Ses mains s'activent. Les cartes glissent mal sur le bois. Vieux jeu, vieille table. Aucune importance. Il n'y a rien à miser mais le fumeur dit qu'il relance en inhalant une nouvelle bouffée de tabac. Échange de regards. L'inexpressif et l'imperméable.

Suivi.

Un flop tombe. Nouvelle relance.

Je me couche.

Le donneur change. La main aussi. Cette fois, les rôles s'inversent. C'est l'homme à la vareuse qui agresse, son vis à vis qui suit. Jusqu'à la river. Une dernière relance, payée sans excitation. Ils dévoilent leurs jeux respectifs.

Paire de Rois. Kicker Dame.
Paire de Rois. Kicker As.
Pour vous. Vous êtes bon.

Rictus imperceptible à la commissure des lèvres du vainqueur. Le couple se lève et va payer sa commande. Ils les regardent faire, puis quitter l'endroit en silence.  Le vieux part dans une quinte de toux quand la porte s'ouvre et laisse s'infiltrer l'air vif du dehors. L'écrivain n'a pas levé le nez de son carnet. Le fumeur écrase la fin de sa roulée avant de demander s'ils continuent à jouer.

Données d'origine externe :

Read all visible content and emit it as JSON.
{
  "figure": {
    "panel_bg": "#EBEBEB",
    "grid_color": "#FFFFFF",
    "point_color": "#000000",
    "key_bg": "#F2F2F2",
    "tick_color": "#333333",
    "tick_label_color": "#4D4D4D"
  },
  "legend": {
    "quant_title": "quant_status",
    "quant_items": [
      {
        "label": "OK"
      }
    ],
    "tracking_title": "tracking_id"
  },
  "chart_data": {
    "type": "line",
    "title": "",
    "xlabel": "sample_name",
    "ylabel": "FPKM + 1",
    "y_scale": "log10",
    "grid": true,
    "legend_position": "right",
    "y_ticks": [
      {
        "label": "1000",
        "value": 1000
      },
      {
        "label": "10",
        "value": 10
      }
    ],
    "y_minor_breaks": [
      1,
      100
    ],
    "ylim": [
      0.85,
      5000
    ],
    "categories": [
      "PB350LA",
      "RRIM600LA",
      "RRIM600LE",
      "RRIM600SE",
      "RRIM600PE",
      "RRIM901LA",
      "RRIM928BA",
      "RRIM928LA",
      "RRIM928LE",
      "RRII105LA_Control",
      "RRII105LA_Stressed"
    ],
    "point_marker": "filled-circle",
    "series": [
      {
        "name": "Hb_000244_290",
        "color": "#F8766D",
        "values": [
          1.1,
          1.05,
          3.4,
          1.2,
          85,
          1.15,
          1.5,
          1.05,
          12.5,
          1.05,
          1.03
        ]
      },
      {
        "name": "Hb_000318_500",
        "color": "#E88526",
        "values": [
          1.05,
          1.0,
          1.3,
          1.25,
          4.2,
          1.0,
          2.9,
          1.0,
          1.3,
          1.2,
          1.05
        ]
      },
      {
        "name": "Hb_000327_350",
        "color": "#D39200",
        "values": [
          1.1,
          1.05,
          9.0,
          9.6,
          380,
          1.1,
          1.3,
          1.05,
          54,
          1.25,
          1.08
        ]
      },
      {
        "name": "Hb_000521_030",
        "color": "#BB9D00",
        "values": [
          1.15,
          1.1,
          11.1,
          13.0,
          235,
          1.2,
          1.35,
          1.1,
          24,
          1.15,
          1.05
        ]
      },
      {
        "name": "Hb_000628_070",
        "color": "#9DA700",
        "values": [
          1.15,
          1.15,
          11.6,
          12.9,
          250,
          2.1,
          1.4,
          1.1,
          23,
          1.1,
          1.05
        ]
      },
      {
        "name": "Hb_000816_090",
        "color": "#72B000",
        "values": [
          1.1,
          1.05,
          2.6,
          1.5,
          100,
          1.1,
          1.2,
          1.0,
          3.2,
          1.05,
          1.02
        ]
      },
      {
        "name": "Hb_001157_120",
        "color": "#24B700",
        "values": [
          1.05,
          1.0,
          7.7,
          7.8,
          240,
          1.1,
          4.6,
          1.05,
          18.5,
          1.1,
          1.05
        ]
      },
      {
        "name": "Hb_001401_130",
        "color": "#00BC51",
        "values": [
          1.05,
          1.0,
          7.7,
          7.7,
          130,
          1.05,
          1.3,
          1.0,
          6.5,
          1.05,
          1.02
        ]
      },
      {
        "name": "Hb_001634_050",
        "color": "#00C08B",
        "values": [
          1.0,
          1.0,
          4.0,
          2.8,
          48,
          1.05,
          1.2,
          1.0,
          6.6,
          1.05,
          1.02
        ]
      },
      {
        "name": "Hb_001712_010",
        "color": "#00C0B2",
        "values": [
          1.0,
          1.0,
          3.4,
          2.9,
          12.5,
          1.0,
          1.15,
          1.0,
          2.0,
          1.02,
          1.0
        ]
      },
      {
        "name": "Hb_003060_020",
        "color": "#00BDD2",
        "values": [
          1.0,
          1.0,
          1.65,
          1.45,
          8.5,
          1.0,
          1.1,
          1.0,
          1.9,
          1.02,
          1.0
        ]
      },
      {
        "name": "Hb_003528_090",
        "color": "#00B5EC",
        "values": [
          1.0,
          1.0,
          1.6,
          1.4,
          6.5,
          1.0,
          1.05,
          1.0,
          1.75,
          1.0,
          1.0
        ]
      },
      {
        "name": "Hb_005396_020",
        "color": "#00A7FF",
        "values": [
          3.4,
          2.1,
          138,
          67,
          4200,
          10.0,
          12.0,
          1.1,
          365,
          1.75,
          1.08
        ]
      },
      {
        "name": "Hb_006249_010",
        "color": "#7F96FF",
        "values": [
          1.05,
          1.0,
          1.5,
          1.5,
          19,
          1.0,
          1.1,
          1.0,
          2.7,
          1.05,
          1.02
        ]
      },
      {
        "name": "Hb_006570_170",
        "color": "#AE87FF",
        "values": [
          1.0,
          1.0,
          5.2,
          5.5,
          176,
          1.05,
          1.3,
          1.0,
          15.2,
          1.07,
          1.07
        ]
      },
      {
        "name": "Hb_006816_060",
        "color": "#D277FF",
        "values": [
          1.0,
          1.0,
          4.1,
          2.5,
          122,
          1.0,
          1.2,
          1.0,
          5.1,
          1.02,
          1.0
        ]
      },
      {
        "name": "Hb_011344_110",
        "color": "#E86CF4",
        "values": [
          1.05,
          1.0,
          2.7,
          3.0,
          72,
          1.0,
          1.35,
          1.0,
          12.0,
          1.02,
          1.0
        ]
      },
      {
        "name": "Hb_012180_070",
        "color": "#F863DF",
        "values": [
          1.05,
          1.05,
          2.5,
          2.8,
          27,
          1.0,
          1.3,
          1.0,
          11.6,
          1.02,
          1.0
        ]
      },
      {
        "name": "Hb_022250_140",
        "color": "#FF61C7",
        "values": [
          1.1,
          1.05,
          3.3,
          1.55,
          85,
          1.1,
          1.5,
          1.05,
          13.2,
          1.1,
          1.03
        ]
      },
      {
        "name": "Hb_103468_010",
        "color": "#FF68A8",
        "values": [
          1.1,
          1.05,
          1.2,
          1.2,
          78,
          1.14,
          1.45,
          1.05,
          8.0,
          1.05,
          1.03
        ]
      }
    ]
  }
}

Une dernière, alors. J'ai à faire.
Soit.

Il distribue encore, même si ce n'est pas son tour de donne. Chacun prend connaissance de son jeu en un clin d'œil.

Tapis.
Payé.

Le joueur a As-Roi. Il est confiant. Son adversaire montre une paire de Valets. Petit rire dépité.

Joli.

Les cartes tombent. Ils ne parlent pas. Ils s'observent. C'est à peine s'ils prêtent attention au jeu. Le fumeur, adossé au mur de pierre. L'homme trop sobre bien calé dans sa chaise. Le flop et le turn ne changent pas le cours du jeu. La décision semble scellée.

Tiens, d'ailleurs.
Hm ?
Pourquoi la serviette ?

Question posée d'un ton flegmatique. Parfait jeu de dupes. Le décontracté et l'indifférent.

Oh, ça ...

Une main caresse le bout de tissu. Puis, s'en empare pour la porter à lui, comme s'il s'apprêtait à la mettre. Ses mains disparaissent sous la table.

C'est très simple en vérité.

Cliquetis métallique d'un chien qu'on arme. Une lueur brille dans le regard du joueur. L'autre le fixe, glacé, glacial. Ils restent immobiles, une seconde. L'un rit. L'autre soupire.

Bang.

Une détonation résonne. Un verre se brise. Le projectile traverse la table et vient finir sa course en pleine poitrine. Un corps se recroqueville sur lui-même. L'autre bascule en arrière. C'est allé vite. C'est déjà fini. La scène se fige. Deux corps inertes. Le grand-père planqué derrière son bar, mains sur la tête pour se protéger de l'Apocalypse, n'ose plus esquisser le moindre geste. Il a même trop la trouille pour pleurer. Il prête l'oreille, le souffle court, n'entend qu'un silence de mort. Jusqu'à ce que. Une voix. Il manque d'en faire une attaque, lâche un cri d'animal apeuré.

La note, s'il vous plait.

C'est l'écrivain. L'ancêtre se redresse, mire avec des yeux gros comme ça ce gars qui réclame son addition, peinard. Il réussit à gémir, plus blanc que les morts :

V...v...voilà... D...dix-sept, quarante monsieur.

Des pièces tintent sur le comptoir, le jeune referme son carnet, le range dans son veston et sort. Quand il atteint le pas de la porte, pourtant, on l'interpelle, presque dans un râle.

Héé...
Hm ?

C'est le fumeur. Il se redresse, laborieusement, tangue un peu sur un côté. Sa belle chemise blanche a viré vermeil sur tout le flanc droit, il a une pétoire encore fumante dans sa main. Il a morflé.

Il faudra faire mieux que ça pour me régler mon compte.
Je sais Rik, je sais.

Rik retourne la carte de la river. C'était un Roi. À la fin, c'est toujours Rik qui gagne. Jme marre.

J'avais tout prévu.

Je sors du bar. Brr, il fait froid ce matin.